HBase cassandra couchdb mongodb..any fundamental difference? HBase cassandra couchdb mongodb..any fundamental difference? mongodb mongodb

HBase cassandra couchdb mongodb..any fundamental difference?


Those are some long answers from @Bohzo. (but they are good links)

The truth is, they're "kind of" competing. But they definitely have different strengths and weaknesses and they definitely don't all solve the same problems.

For example Couch and Mongo both provide Map-Reduce engines as part of the main package. HBase is (basically) a layer over top of Hadoop, so you also get M-R via Hadoop. Cassandra is highly focused on being a Key-Value store and has plug-ins to "layer" Hadoop over top (so you can map-reduce).

Some of the DBs provide MVCC (Multi-version concurrency control).
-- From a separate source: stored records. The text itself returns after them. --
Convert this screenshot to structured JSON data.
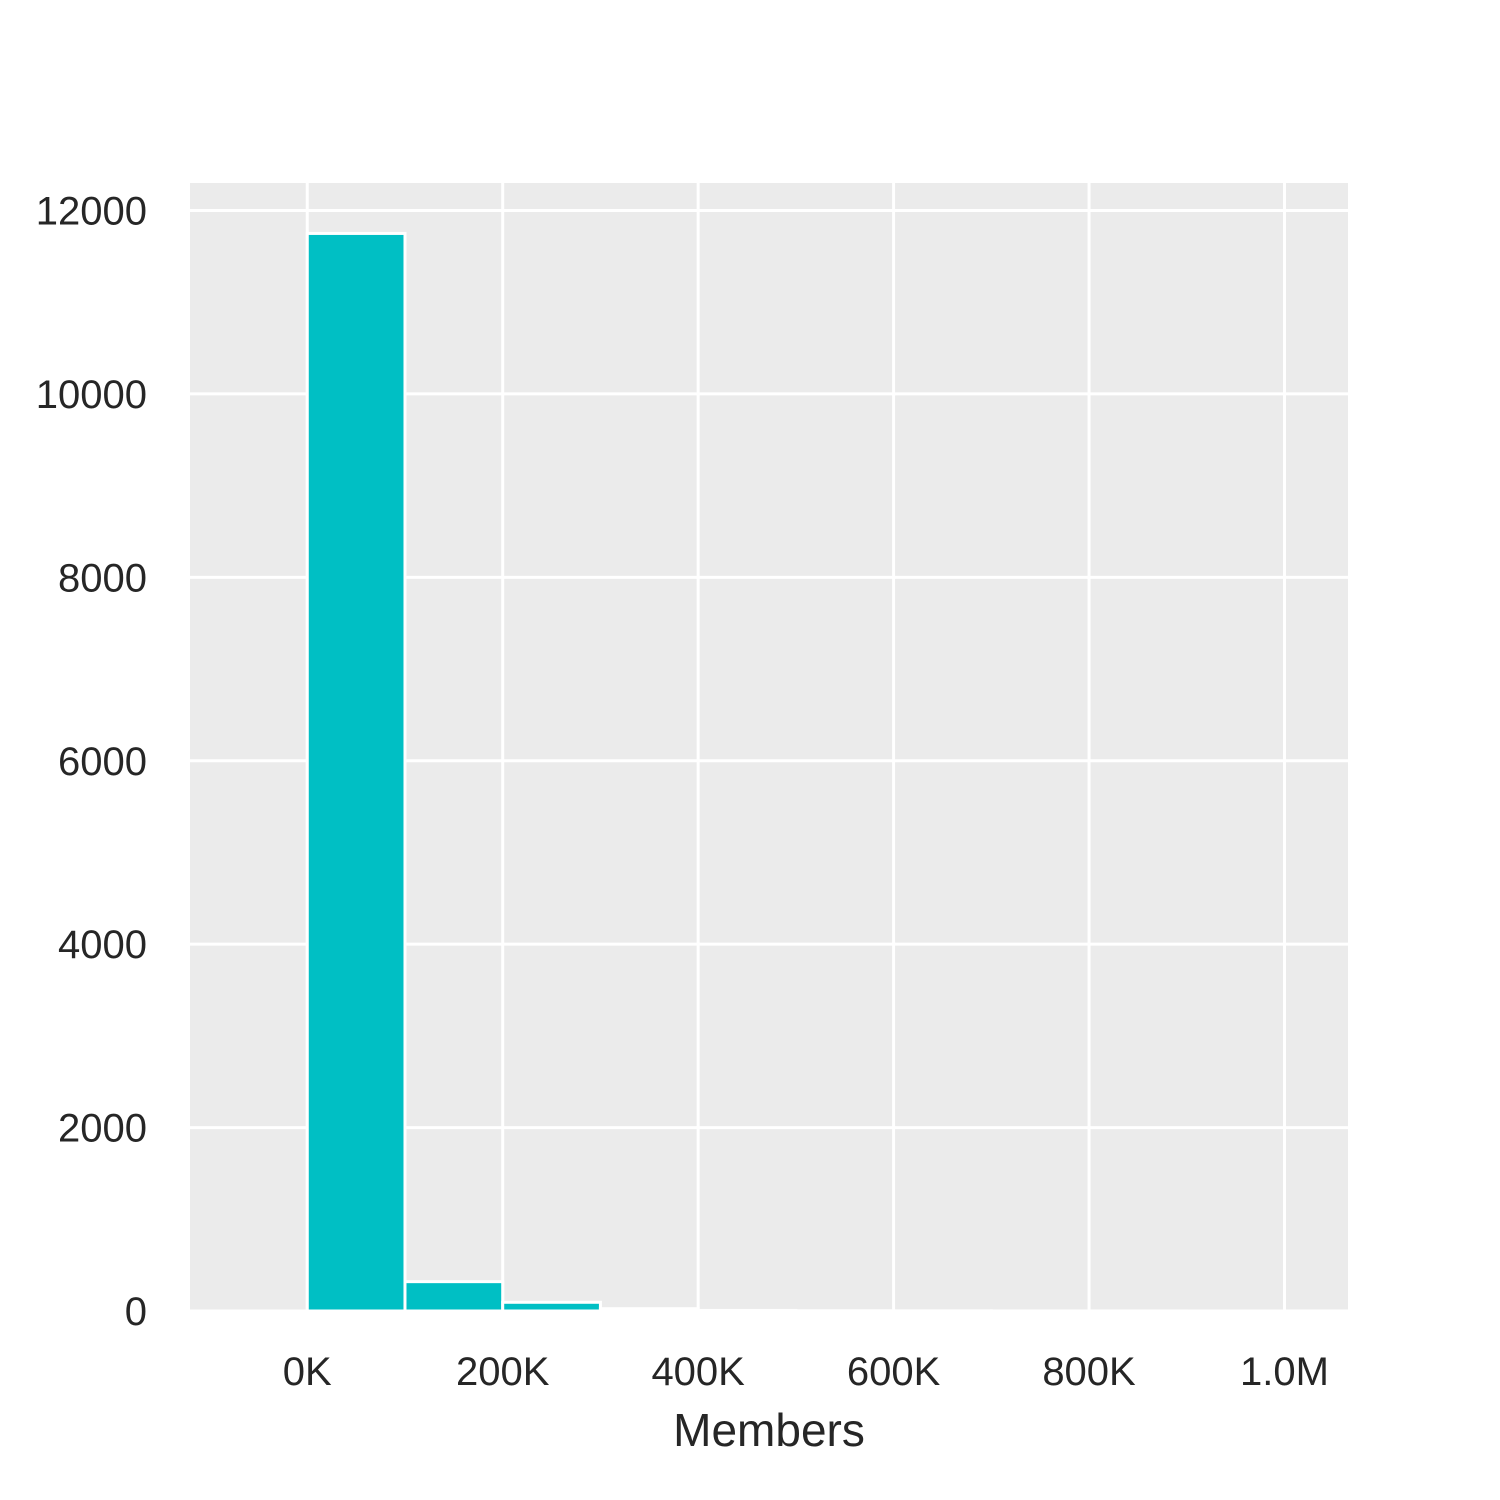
{
  "chart_data": {
    "type": "histogram",
    "xlabel": "Members",
    "ylabel": "",
    "xlim": [
      -120000,
      1065000
    ],
    "ylim": [
      0,
      12300
    ],
    "x_ticks": [
      {
        "value": 0,
        "label": "0K"
      },
      {
        "value": 200000,
        "label": "200K"
      },
      {
        "value": 400000,
        "label": "400K"
      },
      {
        "value": 600000,
        "label": "600K"
      },
      {
        "value": 800000,
        "label": "800K"
      },
      {
        "value": 1000000,
        "label": "1.0M"
      }
    ],
    "y_ticks": [
      {
        "value": 0,
        "label": "0"
      },
      {
        "value": 2000,
        "label": "2000"
      },
      {
        "value": 4000,
        "label": "4000"
      },
      {
        "value": 6000,
        "label": "6000"
      },
      {
        "value": 8000,
        "label": "8000"
      },
      {
        "value": 10000,
        "label": "10000"
      },
      {
        "value": 12000,
        "label": "12000"
      }
    ],
    "bins": [
      {
        "start": 0,
        "end": 100000,
        "count": 11750
      },
      {
        "start": 100000,
        "end": 200000,
        "count": 320
      },
      {
        "start": 200000,
        "end": 300000,
        "count": 95
      },
      {
        "start": 300000,
        "end": 400000,
        "count": 25
      },
      {
        "start": 400000,
        "end": 500000,
        "count": 6
      },
      {
        "start": 500000,
        "end": 600000,
        "count": 3
      },
      {
        "start": 600000,
        "end": 700000,
        "count": 2
      },
      {
        "start": 700000,
        "end": 800000,
        "count": 1
      },
      {
        "start": 800000,
        "end": 900000,
        "count": 1
      },
      {
        "start": 900000,
        "end": 1000000,
        "count": 0
      },
      {
        "start": 1000000,
        "end": 1100000,
        "count": 1
      }
    ],
    "grid": true,
    "colors": {
      "bar": "#00BFC4",
      "panel_background": "#EBEBEB",
      "grid": "#FFFFFF",
      "text": "#262626"
    }
  }
}
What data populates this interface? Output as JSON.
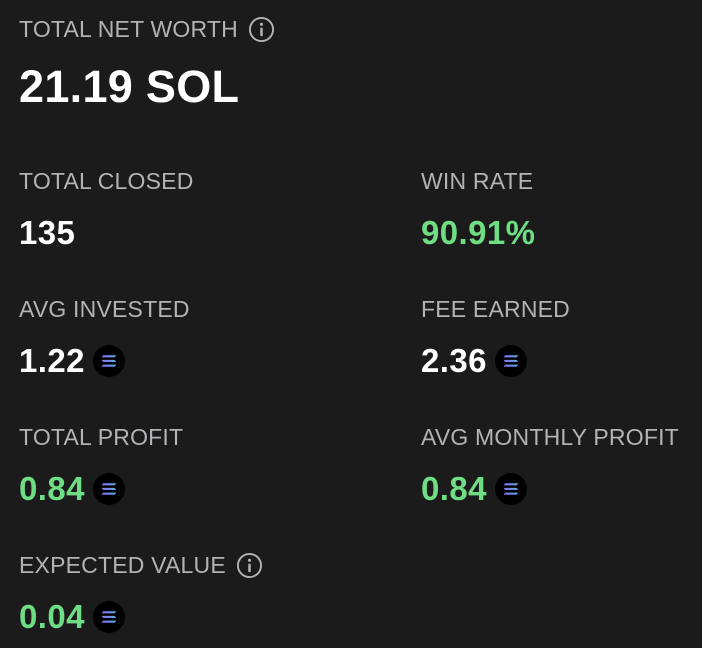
{
  "net_worth": {
    "label": "TOTAL NET WORTH",
    "value": "21.19 SOL",
    "info_icon": "info-icon"
  },
  "stats": {
    "total_closed": {
      "label": "TOTAL CLOSED",
      "value": "135"
    },
    "win_rate": {
      "label": "WIN RATE",
      "value": "90.91%"
    },
    "avg_invested": {
      "label": "AVG INVESTED",
      "value": "1.22",
      "icon": "solana-icon"
    },
    "fee_earned": {
      "label": "FEE EARNED",
      "value": "2.36",
      "icon": "solana-icon"
    },
    "total_profit": {
      "label": "TOTAL PROFIT",
      "value": "0.84",
      "icon": "solana-icon"
    },
    "avg_monthly_profit": {
      "label": "AVG MONTHLY PROFIT",
      "value": "0.84",
      "icon": "solana-icon"
    },
    "expected_value": {
      "label": "EXPECTED VALUE",
      "value": "0.04",
      "icon": "solana-icon",
      "info_icon": "info-icon"
    }
  },
  "colors": {
    "background": "#1b1b1c",
    "label": "#b3b3b6",
    "positive": "#6fdd83",
    "neutral": "#ffffff"
  }
}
Mongo does not.

All of these DBs are intended to scale horizontally, but they do it in different ways. All of these DBs are also trying to provide flexibility in different ways. Flexible document sizes or REST APIs or high redundancy or ease of use, they're all making different trade-offs.

So to your question: In other words, are they all competing in the exact same market and trying to solve the exact same problems?
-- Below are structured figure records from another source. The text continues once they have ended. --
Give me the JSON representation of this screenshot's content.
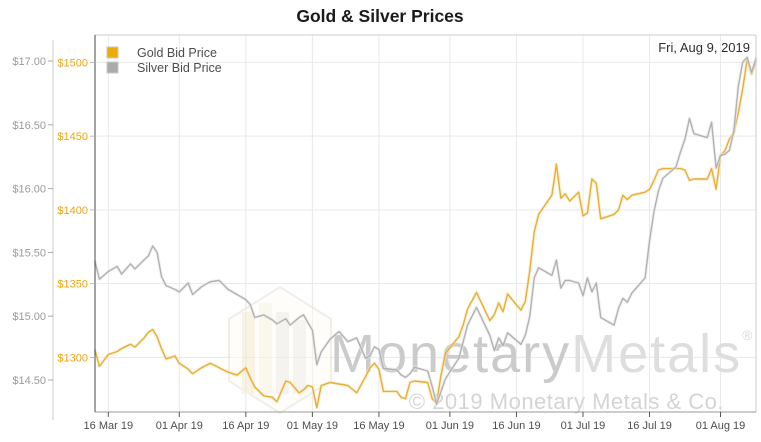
{
  "title": "Gold & Silver Prices",
  "date_label": "Fri, Aug 9, 2019",
  "legend": {
    "items": [
      {
        "label": "Gold Bid Price",
        "color": "#EDAB07"
      },
      {
        "label": "Silver Bid Price",
        "color": "#ABABAB"
      }
    ]
  },
  "watermark": {
    "brand_a": "Monetary",
    "brand_b": "Metals",
    "registered": "®",
    "copyright": "© 2019 Monetary Metals & Co.",
    "logo": "hexagon-ingot-mark"
  },
  "chart_data": {
    "type": "line",
    "title": "Gold & Silver Prices",
    "annotation": "Fri, Aug 9, 2019",
    "grid": {
      "horizontal": "gold-ticks",
      "vertical": "x-ticks",
      "color": "#e9e9e9"
    },
    "x_axis": {
      "unit": "days since 13 Mar 2019",
      "min": 0,
      "max": 149,
      "label_color": "#4d4d4d",
      "ticks": [
        {
          "day": 3,
          "label": "16 Mar 19"
        },
        {
          "day": 19,
          "label": "01 Apr 19"
        },
        {
          "day": 34,
          "label": "16 Apr 19"
        },
        {
          "day": 49,
          "label": "01 May 19"
        },
        {
          "day": 64,
          "label": "16 May 19"
        },
        {
          "day": 80,
          "label": "01 Jun 19"
        },
        {
          "day": 95,
          "label": "16 Jun 19"
        },
        {
          "day": 110,
          "label": "01 Jul 19"
        },
        {
          "day": 125,
          "label": "16 Jul 19"
        },
        {
          "day": 141,
          "label": "01 Aug 19"
        }
      ]
    },
    "gold_axis": {
      "side": "left-inner",
      "currency": "USD/oz",
      "min": 1263,
      "max": 1518.6,
      "label_color": "#EDA512",
      "ticks": [
        {
          "value": 1300,
          "label": "$1300"
        },
        {
          "value": 1350,
          "label": "$1350"
        },
        {
          "value": 1400,
          "label": "$1400"
        },
        {
          "value": 1450,
          "label": "$1450"
        },
        {
          "value": 1500,
          "label": "$1500"
        }
      ]
    },
    "silver_axis": {
      "side": "left-outer",
      "currency": "USD/oz",
      "min": 14.249,
      "max": 17.204,
      "label_color": "#9B9B9B",
      "ticks": [
        {
          "value": 14.5,
          "label": "$14.50"
        },
        {
          "value": 15.0,
          "label": "$15.00"
        },
        {
          "value": 15.5,
          "label": "$15.50"
        },
        {
          "value": 16.0,
          "label": "$16.00"
        },
        {
          "value": 16.5,
          "label": "$16.50"
        },
        {
          "value": 17.0,
          "label": "$17.00"
        }
      ]
    },
    "series": [
      {
        "name": "Gold Bid Price",
        "axis": "gold",
        "color": "#E8AE35",
        "halo": "#F6E7BE",
        "points": [
          [
            0,
            1305
          ],
          [
            1,
            1294
          ],
          [
            3,
            1302
          ],
          [
            5,
            1304
          ],
          [
            6,
            1306
          ],
          [
            8,
            1309
          ],
          [
            9,
            1307
          ],
          [
            11,
            1313
          ],
          [
            12,
            1317
          ],
          [
            13,
            1319
          ],
          [
            14,
            1314
          ],
          [
            15,
            1306
          ],
          [
            16,
            1299
          ],
          [
            18,
            1301
          ],
          [
            19,
            1296
          ],
          [
            21,
            1292
          ],
          [
            22,
            1289
          ],
          [
            24,
            1293
          ],
          [
            26,
            1296
          ],
          [
            28,
            1293
          ],
          [
            30,
            1290
          ],
          [
            32,
            1288
          ],
          [
            34,
            1293
          ],
          [
            35,
            1286
          ],
          [
            36,
            1280
          ],
          [
            38,
            1274
          ],
          [
            40,
            1273
          ],
          [
            41,
            1270
          ],
          [
            43,
            1284
          ],
          [
            44,
            1283
          ],
          [
            46,
            1276
          ],
          [
            47,
            1278
          ],
          [
            48,
            1281
          ],
          [
            49,
            1280
          ],
          [
            50,
            1266
          ],
          [
            51,
            1281
          ],
          [
            53,
            1283
          ],
          [
            55,
            1282
          ],
          [
            57,
            1281
          ],
          [
            59,
            1276
          ],
          [
            61,
            1287
          ],
          [
            62,
            1293
          ],
          [
            63,
            1296
          ],
          [
            64,
            1292
          ],
          [
            65,
            1277
          ],
          [
            68,
            1277
          ],
          [
            69,
            1273
          ],
          [
            70,
            1272
          ],
          [
            71,
            1283
          ],
          [
            72,
            1284
          ],
          [
            75,
            1283
          ],
          [
            76,
            1272
          ],
          [
            77,
            1269
          ],
          [
            78,
            1288
          ],
          [
            79,
            1303
          ],
          [
            82,
            1314
          ],
          [
            83,
            1322
          ],
          [
            84,
            1333
          ],
          [
            86,
            1344
          ],
          [
            89,
            1325
          ],
          [
            90,
            1329
          ],
          [
            91,
            1337
          ],
          [
            92,
            1331
          ],
          [
            93,
            1343
          ],
          [
            96,
            1332
          ],
          [
            97,
            1338
          ],
          [
            98,
            1359
          ],
          [
            99,
            1385
          ],
          [
            100,
            1397
          ],
          [
            103,
            1410
          ],
          [
            104,
            1431
          ],
          [
            105,
            1408
          ],
          [
            106,
            1411
          ],
          [
            107,
            1406
          ],
          [
            109,
            1412
          ],
          [
            110,
            1396
          ],
          [
            111,
            1398
          ],
          [
            112,
            1421
          ],
          [
            113,
            1418
          ],
          [
            114,
            1394
          ],
          [
            117,
            1397
          ],
          [
            118,
            1400
          ],
          [
            119,
            1410
          ],
          [
            120,
            1407
          ],
          [
            121,
            1410
          ],
          [
            124,
            1412
          ],
          [
            125,
            1414
          ],
          [
            126,
            1420
          ],
          [
            127,
            1427
          ],
          [
            128,
            1428
          ],
          [
            131,
            1428
          ],
          [
            132,
            1428
          ],
          [
            133,
            1427
          ],
          [
            134,
            1420
          ],
          [
            135,
            1421
          ],
          [
            138,
            1421
          ],
          [
            139,
            1428
          ],
          [
            140,
            1414
          ],
          [
            141,
            1437
          ],
          [
            142,
            1440
          ],
          [
            143,
            1448
          ],
          [
            144,
            1452
          ],
          [
            145,
            1466
          ],
          [
            146,
            1482
          ],
          [
            147,
            1502
          ],
          [
            148,
            1492
          ],
          [
            149,
            1501
          ]
        ]
      },
      {
        "name": "Silver Bid Price",
        "axis": "silver",
        "color": "#B2B2B2",
        "halo": "#E9E9E9",
        "points": [
          [
            0,
            15.43
          ],
          [
            1,
            15.29
          ],
          [
            3,
            15.35
          ],
          [
            5,
            15.39
          ],
          [
            6,
            15.33
          ],
          [
            8,
            15.41
          ],
          [
            9,
            15.37
          ],
          [
            11,
            15.44
          ],
          [
            12,
            15.47
          ],
          [
            13,
            15.55
          ],
          [
            14,
            15.5
          ],
          [
            15,
            15.31
          ],
          [
            16,
            15.24
          ],
          [
            18,
            15.21
          ],
          [
            19,
            15.19
          ],
          [
            21,
            15.26
          ],
          [
            22,
            15.17
          ],
          [
            24,
            15.23
          ],
          [
            26,
            15.27
          ],
          [
            28,
            15.28
          ],
          [
            30,
            15.21
          ],
          [
            32,
            15.17
          ],
          [
            34,
            15.13
          ],
          [
            35,
            15.09
          ],
          [
            36,
            14.99
          ],
          [
            38,
            15.01
          ],
          [
            40,
            14.97
          ],
          [
            41,
            14.94
          ],
          [
            43,
            14.98
          ],
          [
            44,
            14.93
          ],
          [
            46,
            14.99
          ],
          [
            47,
            15.01
          ],
          [
            48,
            14.95
          ],
          [
            49,
            14.89
          ],
          [
            50,
            14.62
          ],
          [
            51,
            14.72
          ],
          [
            53,
            14.82
          ],
          [
            55,
            14.88
          ],
          [
            57,
            14.8
          ],
          [
            59,
            14.83
          ],
          [
            61,
            14.67
          ],
          [
            62,
            14.69
          ],
          [
            63,
            14.76
          ],
          [
            64,
            14.74
          ],
          [
            65,
            14.59
          ],
          [
            68,
            14.58
          ],
          [
            69,
            14.54
          ],
          [
            70,
            14.52
          ],
          [
            71,
            14.55
          ],
          [
            72,
            14.6
          ],
          [
            75,
            14.57
          ],
          [
            76,
            14.45
          ],
          [
            77,
            14.31
          ],
          [
            78,
            14.41
          ],
          [
            79,
            14.51
          ],
          [
            82,
            14.67
          ],
          [
            83,
            14.8
          ],
          [
            84,
            14.93
          ],
          [
            86,
            15.07
          ],
          [
            89,
            14.85
          ],
          [
            90,
            14.73
          ],
          [
            91,
            14.83
          ],
          [
            92,
            14.77
          ],
          [
            93,
            14.87
          ],
          [
            96,
            14.78
          ],
          [
            97,
            14.85
          ],
          [
            98,
            15.0
          ],
          [
            99,
            15.3
          ],
          [
            100,
            15.38
          ],
          [
            103,
            15.32
          ],
          [
            104,
            15.44
          ],
          [
            105,
            15.22
          ],
          [
            106,
            15.28
          ],
          [
            107,
            15.28
          ],
          [
            109,
            15.26
          ],
          [
            110,
            15.16
          ],
          [
            111,
            15.3
          ],
          [
            112,
            15.19
          ],
          [
            113,
            15.26
          ],
          [
            114,
            14.99
          ],
          [
            117,
            14.93
          ],
          [
            118,
            15.06
          ],
          [
            119,
            15.14
          ],
          [
            120,
            15.11
          ],
          [
            121,
            15.18
          ],
          [
            124,
            15.3
          ],
          [
            125,
            15.59
          ],
          [
            126,
            15.82
          ],
          [
            127,
            15.98
          ],
          [
            128,
            16.08
          ],
          [
            131,
            16.17
          ],
          [
            132,
            16.29
          ],
          [
            133,
            16.39
          ],
          [
            134,
            16.55
          ],
          [
            135,
            16.43
          ],
          [
            138,
            16.4
          ],
          [
            139,
            16.52
          ],
          [
            140,
            16.16
          ],
          [
            141,
            16.26
          ],
          [
            142,
            16.27
          ],
          [
            143,
            16.3
          ],
          [
            144,
            16.45
          ],
          [
            145,
            16.8
          ],
          [
            146,
            16.99
          ],
          [
            147,
            17.03
          ],
          [
            148,
            16.91
          ],
          [
            149,
            17.02
          ]
        ]
      }
    ]
  }
}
  1. Yes: they're all trying to solve the issue of database-scalability and performance.
  2. No: they're definitely making different sets of trade-offs.

What should you start with?

Man, that's a tough question. I work for a large company pushing tons of data and we've been through a few years. We tried Cassandra at one point a couple of years ago and it couldn't handle the load. We're using Hadoop everywhere, but it definitely has a steep learning curve and it hasn't worked out in some of our environments. More recently we've tried to do Cassandra + Hadoop, but it turned out to be a lot of configuration work.

Personally, my department is moving several things to MongoDB. Our reasons for this are honestly just simplicity.

Setting up Mongo on a linux box takes minutes and doesn't require root access or a change to the file system or anything fancy. There are no crazy config files or java recompiles required. So from that perspective, Mongo has been the easiest "gateway drug" for getting people on to KV/Document stores.


Short answer: test before you use in production.

I can offer my experience with both HBase (extensive) and MongoDB (just starting).

Even though they are not the same kind of stores, they solve the same problems:

  • scalable storage of data
  • random access to the data
  • low latency access

We were very enthusiastic about HBase at first. It is built on Hadoop (which is rock-solid), it is under Apache, it is active... what more could you want? Our experience:

  • HBase is fragile
  • administrator's nightmare (full of configuration settings where default ones are less than perfect, nontransparent configuration, changes from version to version,...)
  • loses data (unless you have set the X configuration and changed Y to... you get the point :) - we found that out when HBase crashed and we lost 2 hours (!!!) of data because WAL was not setup properly
  • lacks secondary indexes
  • lacks any way to perform a backup of database without shutting it down

All in all, HBase was a nightmare. Wouldn't recommend it to anyone except to our direct competitors. :)

MongoDB solves all these problems and many more. It is a delight to setup, it makes administrating it a simple and transparent job and the default configuration settings actually make sense. You can perform (hot) backups, you can have secondary indexes. From what I read, I wouldn't recommend MapReduce on MongoDB (JavaScript, 1 thread per node only), but you can use Hadoop for that.

And it is also VERY active when compared to HBase.

Also:http://www.google.com/trends?q=HBase%2CMongoDB

Need I say more? :)

UPDATE: many months later I must say MongoDB delivered on all accounts and more. The only real downside is that hosting companies do not offer it the way they offer MySQL. ;) It also looks like MapReduce is bound to become multi-threaded in 2.2. Still, I wouldn't use MR this way. YMMV.